Para as pessoas que são atraídas para sexo pervertido (seja lá o que isso significa!), a resposta óbvia é: “Porque você gosta.”. A resposta de Christian? “Porque isso me agrada.”. “E o que eu ganho em troca” – pergunta Ana... Ana pede. "Me, responde Christian?”.
Por essa lógica, Ana deverá realizar os desejos de Christian não porque ela gosta de submissão, sujeição ou dor, mas porque ela o ama. E é exatamente isso o que acontece no clímax do filme: Ana permite Christian espancá-la com um cinto, embora ela claramente não esteja gostando. Aliás, está chorando de dor! Ela faz alguma coisa que claramente não quer fazer, porque ela quer que ele a ame...

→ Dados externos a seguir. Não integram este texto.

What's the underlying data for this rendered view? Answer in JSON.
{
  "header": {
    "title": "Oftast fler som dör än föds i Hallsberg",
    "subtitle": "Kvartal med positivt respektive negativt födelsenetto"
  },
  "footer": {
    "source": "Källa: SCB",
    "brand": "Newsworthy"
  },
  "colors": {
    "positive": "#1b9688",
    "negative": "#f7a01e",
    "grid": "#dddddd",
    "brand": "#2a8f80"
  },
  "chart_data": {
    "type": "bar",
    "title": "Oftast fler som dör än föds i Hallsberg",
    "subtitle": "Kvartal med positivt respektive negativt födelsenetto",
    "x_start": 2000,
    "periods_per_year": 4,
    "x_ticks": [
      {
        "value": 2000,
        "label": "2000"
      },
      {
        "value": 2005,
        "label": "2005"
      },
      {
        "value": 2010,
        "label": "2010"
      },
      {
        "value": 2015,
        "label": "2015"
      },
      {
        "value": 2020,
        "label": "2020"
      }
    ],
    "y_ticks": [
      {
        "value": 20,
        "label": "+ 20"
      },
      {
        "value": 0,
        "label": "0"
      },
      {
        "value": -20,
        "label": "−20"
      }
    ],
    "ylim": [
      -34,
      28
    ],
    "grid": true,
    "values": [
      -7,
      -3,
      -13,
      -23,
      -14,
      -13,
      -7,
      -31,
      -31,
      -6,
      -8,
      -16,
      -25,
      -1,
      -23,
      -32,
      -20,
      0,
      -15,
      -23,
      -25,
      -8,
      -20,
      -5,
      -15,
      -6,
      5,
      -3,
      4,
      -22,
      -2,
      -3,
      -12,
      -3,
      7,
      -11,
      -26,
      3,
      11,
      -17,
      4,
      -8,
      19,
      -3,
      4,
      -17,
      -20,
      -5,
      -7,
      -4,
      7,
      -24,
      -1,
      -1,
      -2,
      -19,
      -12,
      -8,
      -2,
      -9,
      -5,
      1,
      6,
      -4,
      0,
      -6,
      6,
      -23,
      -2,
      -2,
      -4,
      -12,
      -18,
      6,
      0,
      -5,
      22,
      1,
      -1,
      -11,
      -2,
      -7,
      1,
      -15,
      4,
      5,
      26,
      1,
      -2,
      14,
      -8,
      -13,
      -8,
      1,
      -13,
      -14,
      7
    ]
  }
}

... Christian continua machucando Ana, mesmo quando ela está chorando... Não sou nem um pouco conhecedor do sexo BDSM, mas isso não é sexo. É abuso!
É claro que os cineastas, atores e espectadores sabem esta cena é perturbadora. Mas isso é exatamente o problema do filme. Estamos todos muito bem e “de acordo” no território de alguns tipos de bondage e com certa luz de flagelação. Mas, quando se trata das questões profundas sobre tabu do sexo feminino, autonomia sexual e gosto... a imaginação do filme falha gravemente.
Por que achamos dor erótico? Por que gostamos de cenários de RPG que nunca queremos experimentar na vida real, senão sob a forma consensual, mas tendo que fingir ser “não consensual”? O que é atraente sobre o jogo com o poder? Por que nós gostamos dessas coisas que gostamos, mas nosso padrão e conceitos afirmam que não é para gostar, e o que isso diz sobre nós e nossos desejos? 
A incapacidade de sequer conceber respostas a estas perguntas é o que faz o filme ficar longe do núcleo que ele quer tratar... e justamente quando as coisas começam a ficar interessantes.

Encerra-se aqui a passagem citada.